Program Execution on an FPGA

The FPGA is an inherently parallel processing fabric capable of implementing any logical and arithmetic function that can run on a processor. The main difference is that the Vivado® High-Level Synthesis (HLS) compiler [3], which is used by SDSoC to transform C/C++ software descriptions into RTL, is not hindered by the restrictions of a cache and a unified memory space.

The computation of z is compiled by HLS into several LUTs required to achieve the size of the output operand. For example, assume that in the original software program the variables a, b, and z are defined with the short data type. This type, which defines a 16-bit data container, gets implemented as 16 LUTs by HLS. As a general rule, 1 LUT is equivalent to 1 bit of computation.

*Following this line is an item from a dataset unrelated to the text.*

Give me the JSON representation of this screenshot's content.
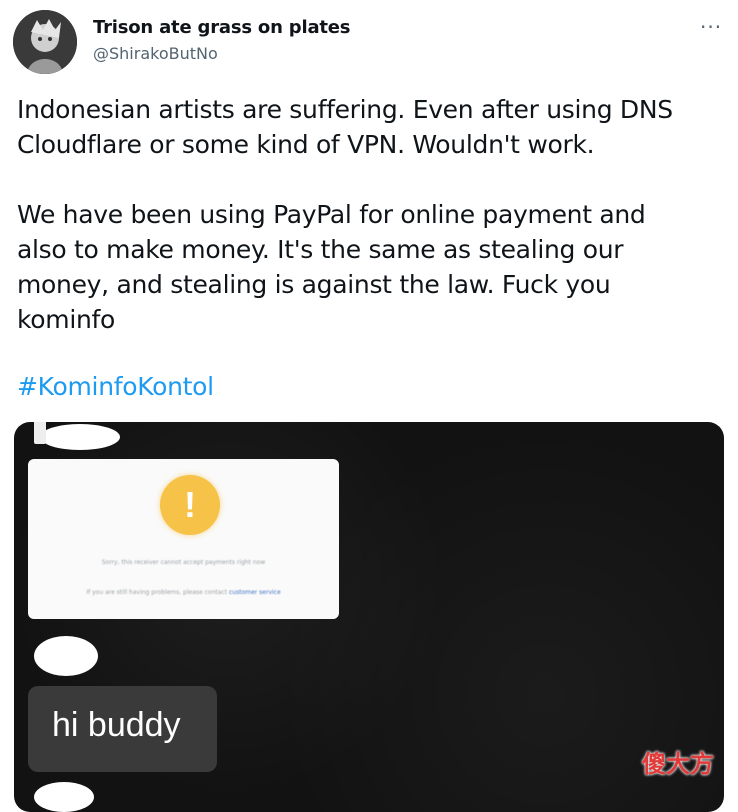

The LUTs used for the computation of z are exclusive to this operation only. Unlike a processor where all computations share the same ALU, an FPGA implementation instantiates independent sets of LUTs for each computation in the software algorithm.

In addition to assigning unique LUT resources per computation, the FPGA differs from a processor in both memory architecture and the cost of memory accesses. In an FPGA implementation, the HLS compiler arranges memories into multiple storage banks as close as possible to the point of use in the operation. This results in an instantaneous memory bandwidth, which far exceeds the capabilities of a processor. For example, the Xilinx Zynq®-7100 device has a total of 1,510 18k-bit BRAMs available. In terms of memory bandwidth, the memory layout of this device provides the software engineer with the capacity of 0.5M-bits per second at the register level and 23T-bits per second at the BRAM level.

With regard to computational throughput and memory bandwidth, the HLS compiler exercises the capabilities of the FPGA fabric through the processes of scheduling, pipelining, and dataflow. Although transparent to the user, these processes are integral stages of the software compilation process that extract the best possible circuit-level implementation of the software application.